- Born: 1950 La Paz, Bolivia
- Died: 13 March 2016 (aged 66) La Paz, Bolivia
- Occupation: Fashion designer
- Label: Royal Alpaca Inc.
- Website: http://www.beatrizcanedopatino.com/

= Beatriz Canedo Patiño =

Beatriz Canedo Patiño (1950–2016) was a Bolivian fashion designer described as the "Queen of Alpaca" due to her use of textiles from camelids such as the vicuña, alpaca, and llama. The New York Times described her in 2006 as "Bolivia's best known fashion designer."

==Biography==
Canedo Patiño was born in La Paz, one of five children to David Canedo and Aida Patiño del Valle. She and her family moved to California and later Paris when she was 13 years old.

Canedo Patiño studied in Paris, and launched her design house, Royal Alpaca Inc., in New York in 1987. She actively promoted the use and development of the export of camelid fibres. Due to her success, and her traditional surname, Canedo Patiño was described as representing "Successful Bolivia."

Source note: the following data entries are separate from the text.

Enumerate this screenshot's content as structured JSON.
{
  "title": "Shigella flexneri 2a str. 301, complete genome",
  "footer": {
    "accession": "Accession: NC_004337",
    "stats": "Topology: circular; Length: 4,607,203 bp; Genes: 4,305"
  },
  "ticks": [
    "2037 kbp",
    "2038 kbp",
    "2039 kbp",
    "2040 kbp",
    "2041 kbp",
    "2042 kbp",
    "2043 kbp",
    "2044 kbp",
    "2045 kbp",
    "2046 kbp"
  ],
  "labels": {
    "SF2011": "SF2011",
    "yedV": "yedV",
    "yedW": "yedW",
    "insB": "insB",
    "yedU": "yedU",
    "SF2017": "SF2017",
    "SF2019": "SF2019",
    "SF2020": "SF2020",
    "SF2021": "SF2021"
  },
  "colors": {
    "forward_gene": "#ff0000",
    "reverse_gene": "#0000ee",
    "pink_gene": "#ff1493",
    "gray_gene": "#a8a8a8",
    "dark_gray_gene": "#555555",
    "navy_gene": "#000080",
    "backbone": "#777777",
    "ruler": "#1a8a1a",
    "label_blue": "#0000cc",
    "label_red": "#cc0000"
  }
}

Among her clients was the President of Bolivia, Evo Morales, for whom she created custom designs including the suit for his inauguration. While attempts had been made during Morales's campaign to get Canedo Patiño involved, she had declined the invitations despite expressing her "moral adherence" to him. However, after his success, a few days before the inauguration, Canedo presented Morales with a custom-designed alpaca outfit that helped establish the President's distinctive look of dark Mao collared suits with designs taken from indigenous Andean art. She also made outfits for Hillary Clinton's visit to Bolivia in her capacity as First Lady of the United States.

Canedo Patiño died on 13 March 2016.